In [4]:
#| include: false
#| default_exp scilint

In [5]:
#| export

import ast
import os
import re
from collections import Counter
from pathlib import Path

import nbformat
from fastcore.script import call_parse
from execnb.nbio import read_nb
from nbdev.doclinks import nbglob
from nbqa.__main__ import _get_configs, _main
from nbqa.cmdline import CLIArgs
from nbqa.find_root import find_project_root

In [6]:
%load_ext autoreload
%autoreload 2

The autoreload extension is already loaded.
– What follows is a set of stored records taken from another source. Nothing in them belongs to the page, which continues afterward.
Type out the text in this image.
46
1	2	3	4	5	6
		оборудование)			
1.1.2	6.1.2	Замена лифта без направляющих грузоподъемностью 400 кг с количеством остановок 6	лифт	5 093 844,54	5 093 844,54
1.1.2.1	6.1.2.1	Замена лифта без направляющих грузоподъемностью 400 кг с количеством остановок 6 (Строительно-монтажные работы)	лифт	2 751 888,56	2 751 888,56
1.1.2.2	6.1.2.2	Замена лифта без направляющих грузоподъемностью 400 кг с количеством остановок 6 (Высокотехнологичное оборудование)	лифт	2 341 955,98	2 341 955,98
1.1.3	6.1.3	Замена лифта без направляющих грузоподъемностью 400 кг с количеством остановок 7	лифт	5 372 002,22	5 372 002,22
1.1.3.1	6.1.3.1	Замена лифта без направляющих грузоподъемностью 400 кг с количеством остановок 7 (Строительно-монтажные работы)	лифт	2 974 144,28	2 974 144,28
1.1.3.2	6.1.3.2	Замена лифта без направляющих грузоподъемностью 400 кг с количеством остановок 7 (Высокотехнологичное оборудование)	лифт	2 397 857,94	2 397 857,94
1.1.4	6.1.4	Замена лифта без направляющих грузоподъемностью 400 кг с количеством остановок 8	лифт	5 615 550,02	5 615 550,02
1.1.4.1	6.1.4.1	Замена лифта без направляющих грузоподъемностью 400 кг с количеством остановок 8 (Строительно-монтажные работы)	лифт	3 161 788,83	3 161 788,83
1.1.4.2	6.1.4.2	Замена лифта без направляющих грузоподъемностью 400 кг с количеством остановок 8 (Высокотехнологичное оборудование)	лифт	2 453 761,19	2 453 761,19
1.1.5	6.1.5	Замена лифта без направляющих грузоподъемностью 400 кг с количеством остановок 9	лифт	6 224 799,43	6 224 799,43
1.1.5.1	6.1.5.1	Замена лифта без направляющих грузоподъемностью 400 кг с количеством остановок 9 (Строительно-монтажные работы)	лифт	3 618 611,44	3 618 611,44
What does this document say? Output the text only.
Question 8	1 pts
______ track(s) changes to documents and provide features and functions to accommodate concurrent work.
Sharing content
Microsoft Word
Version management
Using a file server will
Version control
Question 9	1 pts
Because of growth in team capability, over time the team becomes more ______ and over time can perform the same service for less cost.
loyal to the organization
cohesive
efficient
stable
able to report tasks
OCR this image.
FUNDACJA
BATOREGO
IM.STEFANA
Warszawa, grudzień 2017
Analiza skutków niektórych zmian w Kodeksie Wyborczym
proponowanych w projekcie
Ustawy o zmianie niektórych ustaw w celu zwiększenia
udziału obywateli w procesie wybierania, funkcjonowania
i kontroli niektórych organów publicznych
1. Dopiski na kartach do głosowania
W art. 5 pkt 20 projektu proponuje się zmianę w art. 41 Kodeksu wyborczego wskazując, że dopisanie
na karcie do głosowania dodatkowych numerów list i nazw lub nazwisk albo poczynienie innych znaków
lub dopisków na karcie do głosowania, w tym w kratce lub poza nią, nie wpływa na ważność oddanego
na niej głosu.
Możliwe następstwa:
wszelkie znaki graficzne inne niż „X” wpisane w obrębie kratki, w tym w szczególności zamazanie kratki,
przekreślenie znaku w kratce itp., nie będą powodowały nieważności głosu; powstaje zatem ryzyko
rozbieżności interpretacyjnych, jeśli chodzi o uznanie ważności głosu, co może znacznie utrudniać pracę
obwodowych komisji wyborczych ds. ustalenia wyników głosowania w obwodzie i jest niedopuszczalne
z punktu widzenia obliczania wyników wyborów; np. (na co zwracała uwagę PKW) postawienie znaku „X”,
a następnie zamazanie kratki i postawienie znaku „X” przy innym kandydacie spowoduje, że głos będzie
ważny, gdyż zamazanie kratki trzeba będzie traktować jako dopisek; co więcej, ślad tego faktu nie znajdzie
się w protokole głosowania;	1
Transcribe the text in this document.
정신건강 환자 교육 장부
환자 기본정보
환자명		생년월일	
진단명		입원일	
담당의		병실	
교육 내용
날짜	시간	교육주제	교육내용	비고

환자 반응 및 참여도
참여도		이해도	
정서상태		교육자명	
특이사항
To reload it, use:
  %reload_ext autoreload


# Read-in Data

In [None]:
nbdev_path = Path(Path(".").resolve(), "example_nbs", "nbdev.ipynb")
nbdev_hq_path = Path(Path(".").resolve(), "example_nbs", "nbdev_high_quality.ipynb")
non_nbdev_path = Path(Path(".").resolve(), "example_nbs", "non_nbdev.ipynb")
non_nbdev_lq_path = Path(Path(".").resolve(), "example_nbs", "non_nbdev_low_quality.ipynb")

nbdev_nb = read_nb(nbdev_path)
nbdev_hq_nb = read_nb(nbdev_hq_path)
non_nbdev_nb = read_nb(non_nbdev_path)
nbdev_lq_nb = read_nb(non_nbdev_lq_path)

# NB Code Style

In [7]:
#| export


def run_nbqa_cmd(cmd):
    print(f"Running {cmd}")
    project_root: Path = find_project_root(tuple([str(Path(".").resolve())]))
    args = CLIArgs.parse_args([cmd, str(project_root)])
    configs = _get_configs(args, project_root)
    output_code = _main(args, configs)
    return output_code

In [8]:
project_root: Path = find_project_root(tuple([str(Path(".").resolve())]))
assert os.path.basename(project_root) == "scilint"

In [9]:
#| export


@call_parse
def sciflow_tidy():
    """
    Run notebook formatting and tidy utilities.
    These tools should be configured to run automatically without intervention."
    """
    tidy_tools = ["black", "isort", "autoflake"]
    [run_nbqa_cmd(c) for c in tidy_tools]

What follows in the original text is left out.